Diversity can lead to weird and fascinating experiences. Even if every title isn’t a hidden gem or underrated experience, games like Anarchy Reigns and Spelunker HD have a lot to offer. Other times they remind us that things can be better. Left Alive has a lot going for it, large budget, stunning artwork from Yoki Shinkawa and a familiar experience. With so much going for it, does Left Aliverise from the grave or is it a question how this title was left alive in the first place?
Left Alivetakes place in the Front Mission universe and takes place during a war. From there the story is told from three different and distinct perceptions that showcase the struggle they all face to simply make it out of this experience alive. The serious moments are broken up with jokes or silly comments, preventing the title from being too serious, though the real issue is finding the desire to make it to the end of their journey.
The core problem with Left Alive is how mechanical, underwhelming, frustrating and inconsistent it is. Most areas are largely empty, outside of patrols, with the main struggle being a quest to find resources. It’s entirely possible to have arguably too many passive resources, such as a bottle to distract people, without enough to really solve problems. More often than not you can throw a can in another direction, they’ll turn around and then you can make a mad dash to the next area.
Players will likely struggle with the mechanics behind every situation. Shooting enemies, especially on higher difficulties, is a massive resource sink. I could realistically use every bullet I found in the first chapter on the enemies at the end and maybe kill two of them. The more likely result isn’t victory, as much as dying to another enemy shooting you while trying to kill them. This forces you to be tactical but even that is hit and miss.
I found the best tactic was to create an explosion near hostile forces, run in and finish an enemy off. It didn’t always work or even kill them but it was the most reliable way to overcome challenges. Where things start to get really bad is actually trying to melee someone.
Not only is it a clunky experience that requires entirely too many hits, it opens the door to them attacking you for missing. This could be overlooked if there were stealth take downs or other more tactical ways to overcome enemies but instead we’re stuck with either avoid or attempt to beat in combat.
Regardless of how much better avoiding is, there are sections that require combat and times where tactics won’t do much. One of the most frustrating parts of my journey occurred on the second mission. I threw a can to distract one of the mechs, only to have it stand still and then attempt to kill me.
The worst part is a lot of this stuff can be overcame with perseverance, trying enough tactics or dumb luck. This doesn’t make for a fun experience, it doesn’t even make for an enjoyable time, you basically just keep playing until everything works out and repeat it until the game ends. This effectively ruins the experience, as does the hit and miss mechanics.

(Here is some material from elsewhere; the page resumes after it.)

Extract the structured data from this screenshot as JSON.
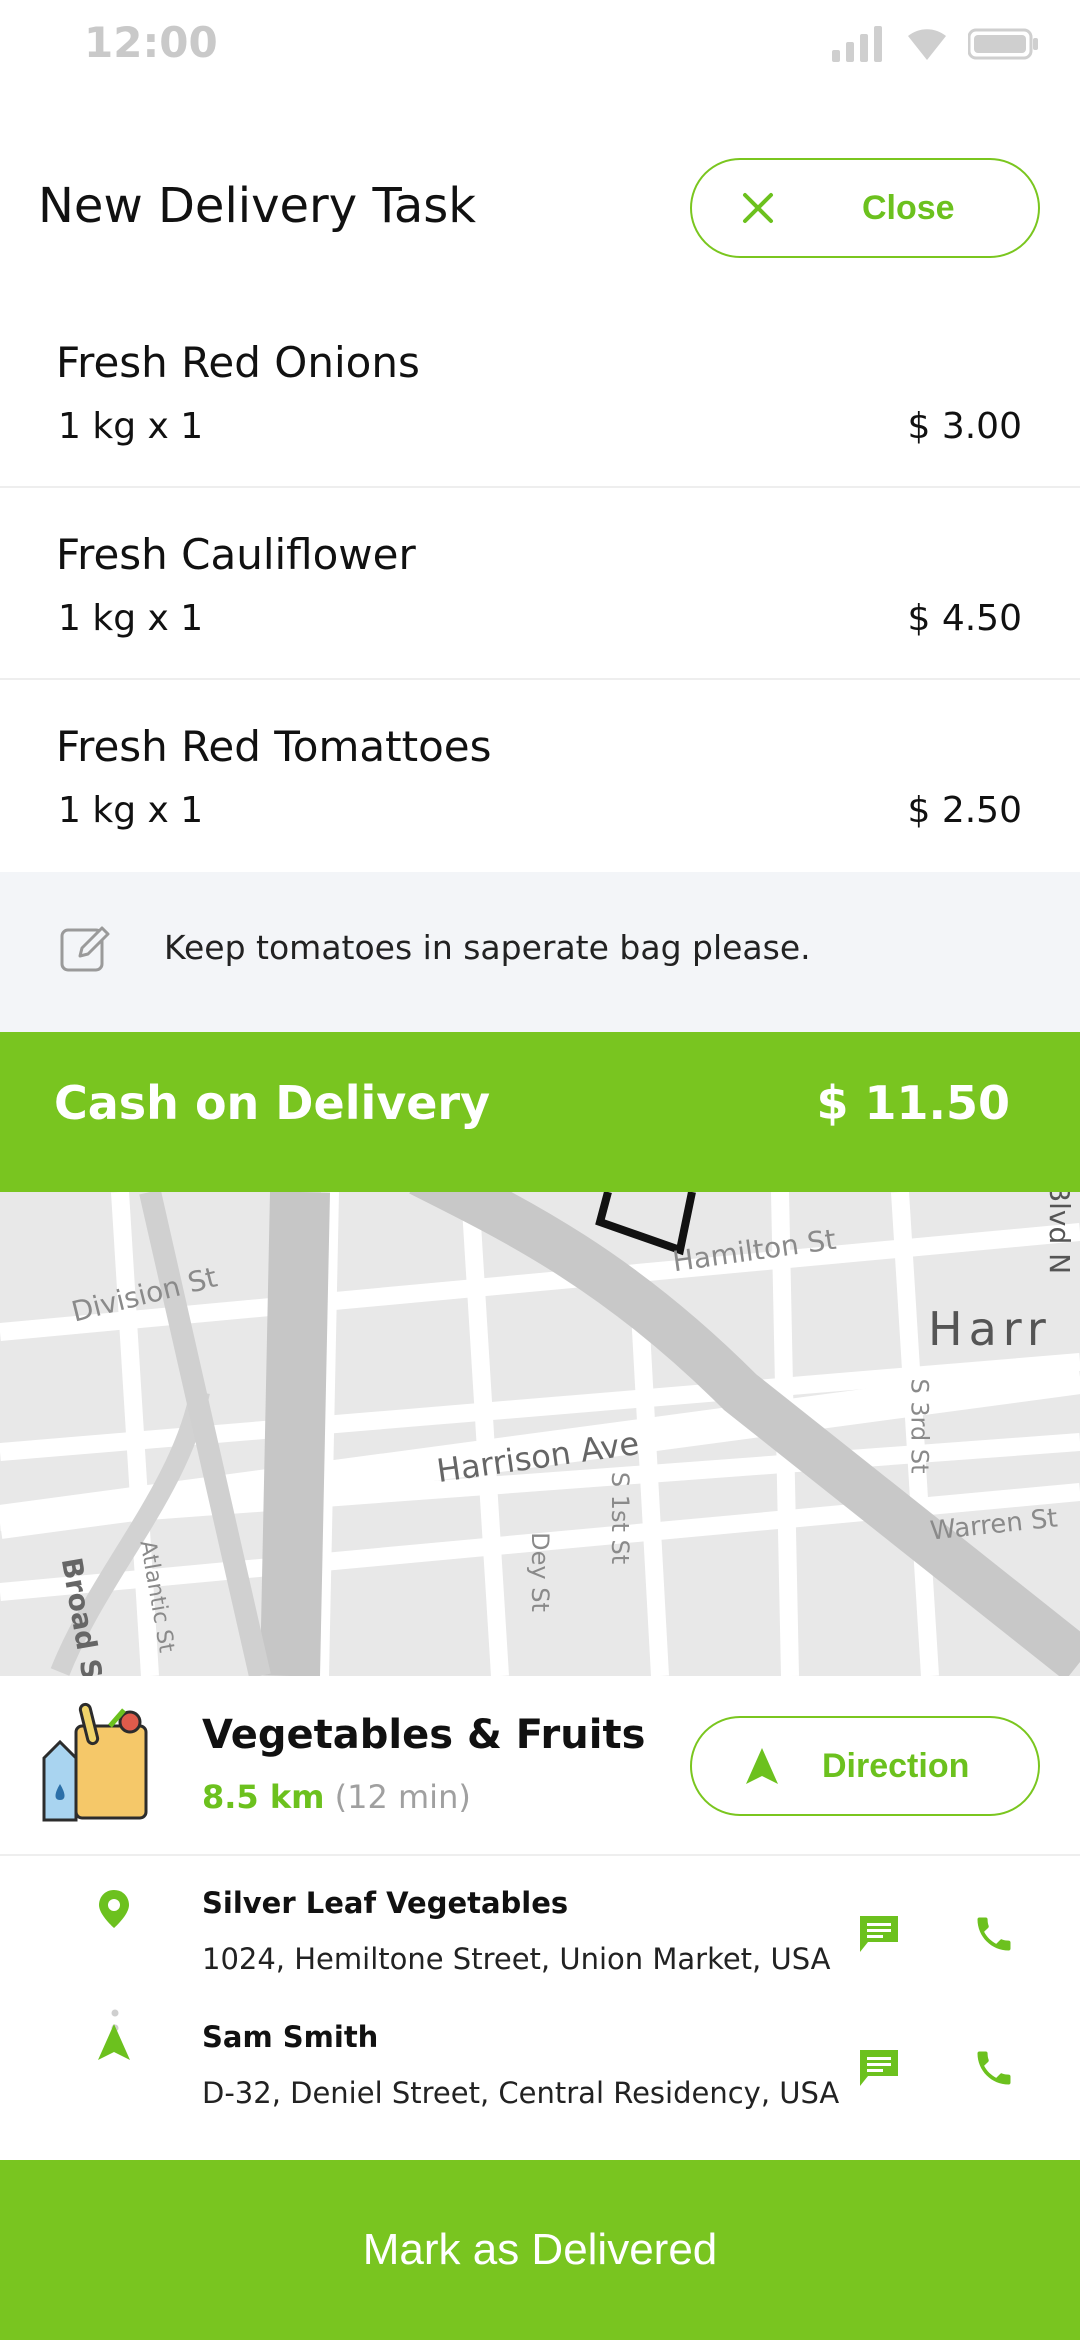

For instance, if you know where enemies are located, there are a lot of spots where you can simply run past them without getting caught. There were times I rushed past mechs without a care in the world and even zoomed past enemies in a way where I should’ve got caught. Where this could be an understandable mechanic, there are certain sections where enemies will just act differently and it will work against you.
Largely, where the biggest mess occurs is how none of these elements really come together. It’s entirely too easy to have a surplus of resources and as previously explained, avoidance is more advantageous. It undermines large parts of the concept and makes it more of an avoid confrontation simulator than anything to do with survival, action or war. And, at the end of the day, it simply makes for an unenjoyable experience.
Left Alive is surprisingly simple, yet somehow manages to get so much wrong. While the story has its moments, gameplay never quite clicks. Either you’re trying desperately to use endless bottles or resources on enemies or you’re battling with one awful mechanic or another. In the end, the best policy is almost always avoid every situation, something that would be fine if that was the design but certainly does not bode well for a game centered around survival, gunplay, tactics and stealth. At best it’s a challenge to do even the simplest of tasks and at worst it’s a needless slog through awful design choices. So, unless you really want to spend hours trying to figure out the best way to avoid fighting or fight equally hard, due to how poor they are, mechanics, Left Alive should just be avoided.
[Editor’s Note: Left Alive was reviewed on PS4 platform. The game was provided to us by the publisher for review purposes.]